C'est que la littérature avait alors, jusqu'en 1914, une haute idée d'elle-même. Ce n'était pas un produit comme les autres, comme ça l'est devenu aujourd'hui, que l'on achète avec ses courses de la semaine au supermarché. Du « qu'est-ce qu'on va manger cette semaine ? » au « qu'est-ce que je vais lire dans le train cette semaine ? », il n'y a plus de différence. (Nous ne croyons pas qu'il faille annuler un art pour le rendre populaire, et que ce soit un servie à lui rendre. Il faut élever ceux qui n'y ont pas accès). La littérature avait alors ses temple réservés, c'était les transports de l'esprit. De ces recherches volontaires et de leurs poches, puisque beaucoup paieront eux-mêmes les frais de leurs publications (Proust le premier, chez Grasset), naîtra la littérature de nos grands aînés : Proust, Peguy, Mauriac, la NRF. Aujourd'hui, ce sont de vagues et bien ennuyeux pseudo-témoignages sur notre temps, nos maladies, nos guerres, nos misères. Plus rien d'intemporel, c'est le clip-vidéo fait livre, le livre réduit à l'état de documentaire. La langue est celle de tous les jours, puisqu'il faut vendre à tout le monde. Il faut aller vite, raconter sur le moment comment ça se passe, quitte à faire des fautes. Aujourd'hui, ce qui compte, ce n'est plus d'écrire, mais d'être édité. Certaines Maisons ont fait leur nom sur ces mollesses du temps présent, comme POL ou Fayard. Espérons que la maladie ne sera pas endémique et qu'elle n'anéantira pas la littérature française.

Les éditeurs ont leur part dans ce blanchiment de la nullité. Pour ne pas commettre d'impair, refuser un grand nom (au début du siècle, la NRF refusa Proust, pour le récupérer par la suite, refusa Mauriac), on publie presque n'importe quoi. Les premiers romans qui n'auront jamais de suite sont légion en septembre, au garde-à-vous devant les prix littéraires, lesquels ne les sauveront pas de leur médiocrité ou de l'oubli. C'est toute une réforme de l'esprit du temps qu'il faut entamer, se forcer à terminer un livre qu'on jugerai difficile.
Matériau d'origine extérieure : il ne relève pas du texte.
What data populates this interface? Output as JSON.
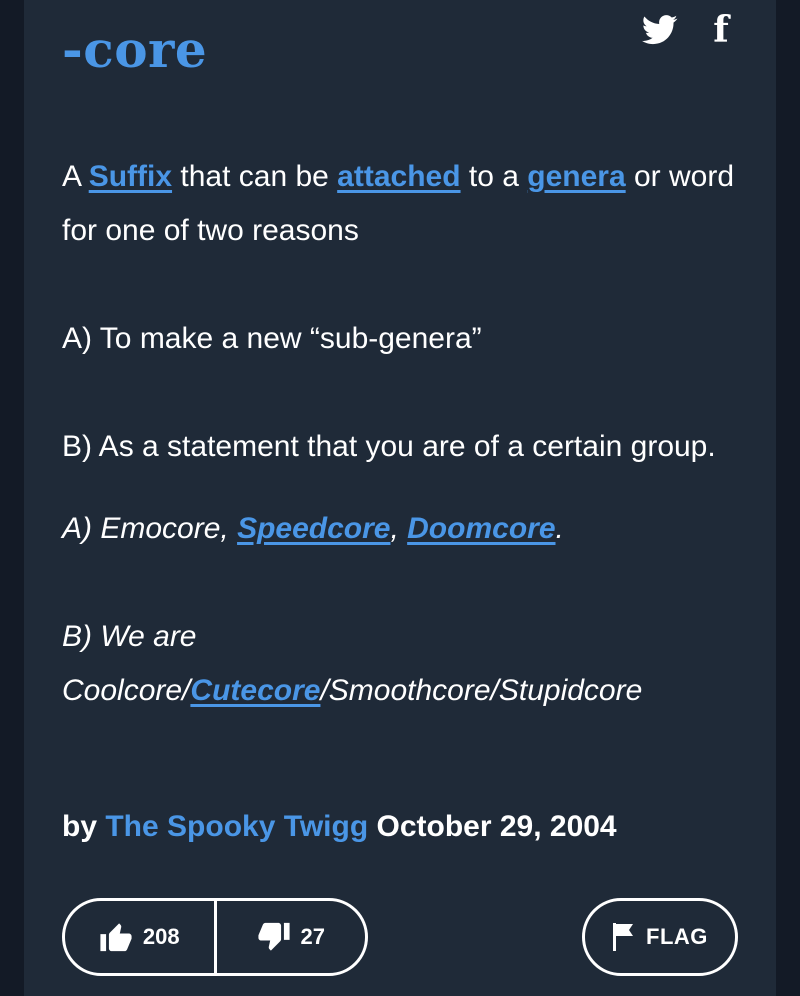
{
  "definition": {
    "word": "-core",
    "paragraphs": [
      [
        {
          "text": "A "
        },
        {
          "text": "Suffix",
          "link": true
        },
        {
          "text": " that can be "
        },
        {
          "text": "attached",
          "link": true
        },
        {
          "text": " to a "
        },
        {
          "text": "genera",
          "link": true
        },
        {
          "text": " or word for one of two reasons"
        }
      ],
      [
        {
          "text": "A) To make a new “sub-genera”"
        }
      ],
      [
        {
          "text": "B) As a statement that you are of a certain group."
        }
      ]
    ],
    "examples": [
      [
        {
          "text": "A) Emocore, "
        },
        {
          "text": "Speedcore",
          "link": true
        },
        {
          "text": ", "
        },
        {
          "text": "Doomcore",
          "link": true
        },
        {
          "text": "."
        }
      ],
      [
        {
          "text": "B) We are Coolcore/"
        },
        {
          "text": "Cutecore",
          "link": true
        },
        {
          "text": "/Smoothcore/Stupidcore"
        }
      ]
    ]
  },
  "byline": {
    "by": "by",
    "author": "The Spooky Twigg",
    "date": "October 29, 2004"
  },
  "share": {
    "icons": [
      "twitter-icon",
      "facebook-icon"
    ]
  },
  "facebook_glyph": "f",
  "votes": {
    "up": "208",
    "down": "27"
  },
  "flag_label": "FLAG",
  "colors": {
    "background": "#131a26",
    "card": "#1f2a38",
    "accent": "#4a96e6",
    "text": "#ffffff"
  }
}
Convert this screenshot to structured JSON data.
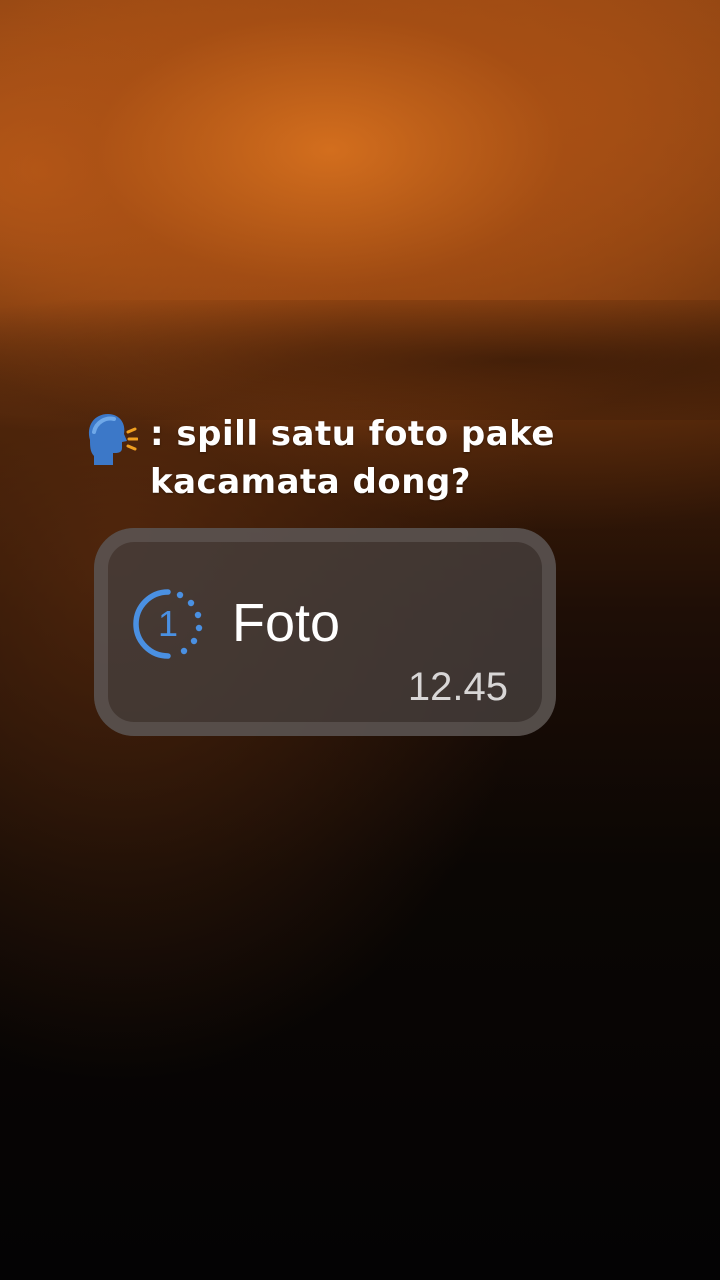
{
  "caption": {
    "speaker_icon": "speaking-head-icon",
    "text": ": spill satu foto pake\nkacamata dong?"
  },
  "message": {
    "icon": "view-once-icon",
    "view_once_count": "1",
    "label": "Foto",
    "time": "12.45",
    "accent_color": "#4a90e2"
  }
}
La langue est un muscle : sans travail, elle s'étiole.

Gageons qu'un chroniqueur futur saura trouver matière à réjouissance dans notre triste littérature. Quant à nous, nous n'en trouvons guère, tout juste quelques sympathiques auteurs (Nothomb, Franck) qu'il est amusant de lire une fois, dans le train. Il faut se poser la question de savoir qui, aujourd'hui, vaut d'être relu, et étudié, et relu encore. Ceux-là seuls dureront. Pour ma part, je crains de n'en pas connaître.